The new reform allows senators to approve the president's judicial and executive nominees with a simple majority vote instead of the 60-vote threshold previously required. Supreme Court nominees will continue to require 60 votes.

"It's time to get the Senate working again, not for the good of the current Democratic majority or some future Republican majority, but for the good of the country. It's time to change the Senate, before this institution becomes obsolete," Reid said on the Senate floor Thursday.

Sens. Carl Levin, D-Mich., Mark Pryor, D-Ark., and Joe Manchin, D-W. Va., were the only Democrats to vote against the rules change.

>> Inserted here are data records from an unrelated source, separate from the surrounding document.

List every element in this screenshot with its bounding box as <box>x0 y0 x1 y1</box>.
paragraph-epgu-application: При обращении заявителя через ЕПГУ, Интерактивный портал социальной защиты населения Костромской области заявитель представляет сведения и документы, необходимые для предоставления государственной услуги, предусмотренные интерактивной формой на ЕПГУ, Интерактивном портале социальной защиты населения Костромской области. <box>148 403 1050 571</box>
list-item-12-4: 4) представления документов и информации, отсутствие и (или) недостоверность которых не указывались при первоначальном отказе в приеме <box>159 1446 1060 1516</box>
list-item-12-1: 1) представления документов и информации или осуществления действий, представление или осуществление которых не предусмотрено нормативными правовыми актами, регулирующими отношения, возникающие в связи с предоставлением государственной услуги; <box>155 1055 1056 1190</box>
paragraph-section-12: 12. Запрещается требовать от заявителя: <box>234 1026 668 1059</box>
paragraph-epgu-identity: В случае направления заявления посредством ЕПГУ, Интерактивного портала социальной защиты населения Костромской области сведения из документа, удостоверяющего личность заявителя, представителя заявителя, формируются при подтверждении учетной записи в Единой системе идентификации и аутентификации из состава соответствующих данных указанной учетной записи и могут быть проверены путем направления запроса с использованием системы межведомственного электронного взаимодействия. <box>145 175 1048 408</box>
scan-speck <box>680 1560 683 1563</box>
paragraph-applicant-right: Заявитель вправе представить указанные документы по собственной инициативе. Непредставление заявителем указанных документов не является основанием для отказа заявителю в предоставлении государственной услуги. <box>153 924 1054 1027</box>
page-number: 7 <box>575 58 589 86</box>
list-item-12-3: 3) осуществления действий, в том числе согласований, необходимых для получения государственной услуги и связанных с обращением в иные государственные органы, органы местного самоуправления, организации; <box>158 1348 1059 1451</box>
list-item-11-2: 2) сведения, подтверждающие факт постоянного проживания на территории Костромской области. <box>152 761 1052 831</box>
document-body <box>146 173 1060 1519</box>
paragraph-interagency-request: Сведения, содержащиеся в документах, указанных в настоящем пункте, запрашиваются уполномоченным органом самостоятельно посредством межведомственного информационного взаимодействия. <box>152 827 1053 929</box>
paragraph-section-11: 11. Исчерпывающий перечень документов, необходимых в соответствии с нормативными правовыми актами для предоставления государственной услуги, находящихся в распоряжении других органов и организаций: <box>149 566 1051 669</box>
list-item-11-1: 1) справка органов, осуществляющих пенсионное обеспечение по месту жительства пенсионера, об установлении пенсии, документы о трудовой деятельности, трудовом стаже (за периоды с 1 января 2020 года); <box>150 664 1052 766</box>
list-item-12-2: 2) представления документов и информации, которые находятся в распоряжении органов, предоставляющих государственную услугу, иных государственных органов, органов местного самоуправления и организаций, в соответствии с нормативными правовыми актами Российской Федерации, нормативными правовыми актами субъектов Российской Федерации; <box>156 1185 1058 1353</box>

The decision to revise Senate procedure came after Republicans blocked three presidential appointees.

Republicans accused the Obama administration of filling the U.S. Court of Appeals for the District of Columbia Circuit with liberal judges who would uphold Obama's agenda. Democrats accused Republicans of blocking qualified candidates.

President Barack Obama addressed reporters at the White House Thursday after the vote, endorsing Senate Democrats' effort.

"The vote today I think is an indication that a majority of senators believe, as I believe, that enough is enough," Obama said. "The American people's business is far too important to keep falling prey, day after day, to Washington politics."

[DEBATE CLUB: Should the Senate Filibuster Be Overhauled?]

One of the Republican Party's top deal makers, Sen. John McCain, R-Ariz., who has stopped the "nuclear option" in the past, spent two weeks negotiating with Democratic leaders, but fell short.

McCain told reporters Thursday that young Democrats, who did not understand the burden of being in the minority, were responsible for the "foolish" rules change.

Republican Minority Leader Mitch McConnell, R-Ky., told reporters Thursday that it was a "sad day" for the Senate.

Former Sen. Olympia Snowe, R-Maine., who has been lauded as a moderate problem solver in the Senate, released a statement Thursday warning the rule reform could further polarize Congress.

"Today's historic change to Senate rules escalates what is already a hyper-partisan atmosphere in Washington, which is already preventing Congress from addressing our nation's most significant challenges," she said in a statement.